Of course within the definition of DNA testing we are including a number of different tests that have different testing methodologies, results and outcomes. DNA testing can be performed from a number of different samples as long as they contain genetic material that can be broken down and analysed.

One of the fastest growing uses of DNA testing is for the paternity testing purposes. In a paternity test, the DNA of an alleged father is compared to that of a child to confirm if he is the biological father or not. This DNA test is a very powerful tool for confirming the relationship and has accuracy levels of up to 99.999+% probability of paternity for an inclusion and a 100% probability of exclusion in the case he is not the father. This type of DNA testing has therefore become the standard for biological relationship confirmation and has taken over more traditional testing such as blood typing.
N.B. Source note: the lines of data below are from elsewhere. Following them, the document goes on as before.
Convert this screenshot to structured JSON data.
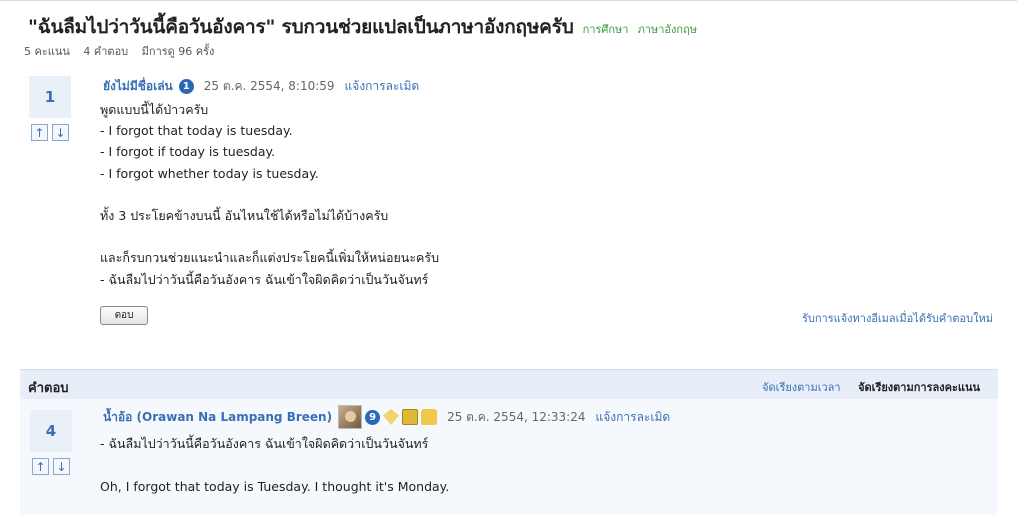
{
  "question": {
    "title": "\"ฉันลืมไปว่าวันนี้คือวันอังคาร\" รบกวนช่วยแปลเป็นภาษาอังกฤษครับ",
    "tags": [
      "การศึกษา",
      "ภาษาอังกฤษ"
    ],
    "stats": {
      "score": "5 คะแนน",
      "answers": "4 คำตอบ",
      "views": "มีการดู 96 ครั้ง"
    },
    "vote_count": "1",
    "author": "ยังไม่มีชื่อเล่น",
    "author_level": "1",
    "timestamp": "25 ต.ค. 2554, 8:10:59",
    "report_label": "แจ้งการละเมิด",
    "body_lines": [
      "พูดแบบนี้ได้ป่าวครับ",
      "- I forgot that today is tuesday.",
      "- I forgot if today is tuesday.",
      "- I forgot whether today is tuesday.",
      "",
      "ทั้ง 3 ประโยคข้างบนนี้ อันไหนใช้ได้หรือไม่ได้บ้างครับ",
      "",
      "และก็รบกวนช่วยแนะนำและก็แต่งประโยคนี้เพิ่มให้หน่อยนะครับ",
      "- ฉันลืมไปว่าวันนี้คือวันอังคาร ฉันเข้าใจผิดคิดว่าเป็นวันจันทร์"
    ],
    "reply_button": "ตอบ",
    "notify_link": "รับการแจ้งทางอีเมลเมื่อได้รับคำตอบใหม่"
  },
  "answers_section": {
    "label": "คำตอบ",
    "sort_time": "จัดเรียงตามเวลา",
    "sort_score": "จัดเรียงตามการลงคะแนน"
  },
  "answer": {
    "vote_count": "4",
    "author": "น้ำอ้อ (Orawan Na Lampang Breen)",
    "author_level": "9",
    "timestamp": "25 ต.ค. 2554, 12:33:24",
    "report_label": "แจ้งการละเมิด",
    "body_lines": [
      "- ฉันลืมไปว่าวันนี้คือวันอังคาร ฉันเข้าใจผิดคิดว่าเป็นวันจันทร์",
      "",
      "Oh, I forgot that today is Tuesday.  I thought it's Monday."
    ]
  },
  "icons": {
    "vote_up": "arrow-up-icon",
    "vote_down": "arrow-down-icon",
    "badges": [
      "diamond-badge-icon",
      "book-badge-icon",
      "lock-badge-icon"
    ]
  },
  "colors": {
    "link": "#3a6fb5",
    "tag": "#3d9a3d",
    "badge": "#2b67b4",
    "answers_bar": "#e7eef8"
  }
}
DNA testing for relationship verification can now also be extended to close family relationships including siblings, uncle/aunt and grandparents analysis. This type of testing, also referred to as Relationship DNA testing, is an extension of the paternity test, although due to the greater ‘distance’ between the parties the results can be less confirmatory and more of an indicative nature.

NA testing has also taken prominence in the Forensic field with programmes such as CSI increasing the visibility and awareness of the general public about the Forensic DNA testing technology available. Forensic tests have now become a major used by the law enforcement organisations to fight crime by matching the DNA found on samples from a crime scene to that of potential suspects through DNA testing. Since the power of discrimination of DNA has now been accepted by the courts, DNA tests can provide the necessary proof to exonerate or incriminate a suspect.